The latest group to take up the fight against higher gas mileage is the National Auto Dealers Association, which Reuters reports is supporting a variety of measures to kill, delay, or defund the new requirements and the agencies developing them.
NADA is listed as one of the most powerful "heavy hitters" in campaign donations by the Center for Responsible Politics. Last month, it sent several hundred auto dealers to lobby Congress on the issue.
Remove the EPA altogether
Not that NADA is necessarily against higher gas mileage, mind you. It's just not for it, as much, or as quickly. It worries, as you would expect, about cost increases that could prevent price-sensitive buyers from signing on the dotted line for that new car.
Used car salesman
It has signed onto the legislative tactic du jour, a Republican-sponsored House bill that removes the EPA's ability to regulate greenhouse gases, which are directly proportional to fuel economy.
A 2007 Supreme Court decision said the EPA not only can, but must, regulate vehicular emissions carbon dioxide--and that's the work the bill seeks to halt. It would defund any EPA efforts to move forward on the new standards between now and September 2012.
Usual talking points
The arguments made by the auto dealers are pretty much the same as they always have been: They say the proposed standards will drive up consumer cost, reduce safety, and limit vehicle choices for consumers.
NADA executive Dave Westcott, a North Carolina dealer, told Reuters, "This is a big jump, and we'd like to slow this process down" so dealers can "find out what's working and what's not."
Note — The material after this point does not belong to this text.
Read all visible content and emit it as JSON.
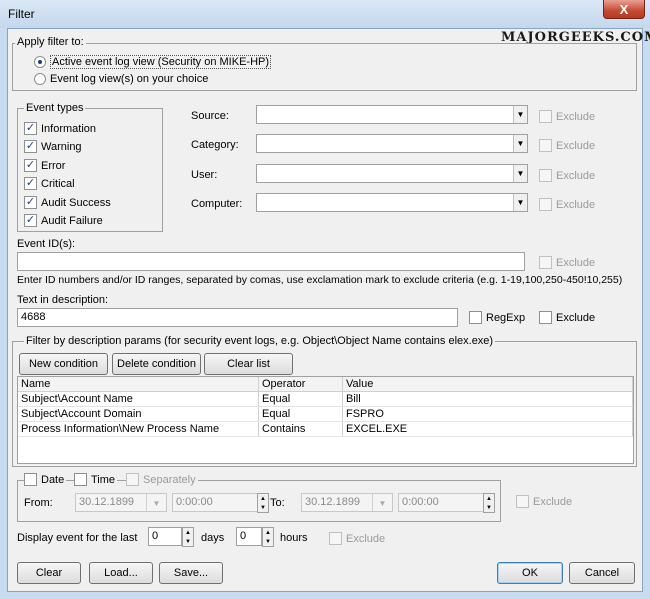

The association's familiar talking points play to some inchoate fears about Big Bad Gummint: It wants to put us all into tiny little unsafe econoboxes with no performance just to save a few piddling drops of fuel.
Cost, yes; safety, no impact
So let's look at the points one by one.
U.S. Environmental Protection Agency adminstrator Lisa Jackson and President Barack Obama
Indeed, new-car cost is likely to rise in real dollars. Saving fuel costs more upfront, as large, lazy, simple engines are replaced by smaller, more efficient ones with sophisticated technology like turbochargers, start-stop systems, and mild or full hybrid-electric systems.
Safety, on the other hand, is hardly likely to be compromised. The NHTSA imposed new, tougher crash standards for 2011, and carmakers are acutely aware that their vehicles must score high on NHTSA and IIHS crash-safety tests. Any new cars they build will do well on active and passive safety; they have to, if they're to have any hope of selling.
Limited choices? Not so much in vehicle types--yes, you'll still be able to buy full-size pickup trucks and SUVs in 2025, though they may cost more--but perhaps performance. Acceleration isn't likely to fall much, but it won't continue rising as it has done over the last 30 years. (Drive any 1980s "performance car" and you'll be shocked by how slow it is.)
54.5 mpg isn't actually 54.5 mpg
The new standards were shepherded by the Obama White House, and have been signed off on by most carmakers--along with the Environmental Protection Agency, the National Highway Traffic Safety Administration, and the influential California Air Resources Board.
Incidentally, for a variety of reasons having to do with "adjustment factors" to make outdated CAFE test cycles produce ratings close to real-world results, a CAFE standard of 54.5 mpg translates to window-sticker mileage ratings in the low to mid 40s.
For the record, that's lower than the 50-mpg combined rating for the 2012 Toyota Prius on sale today.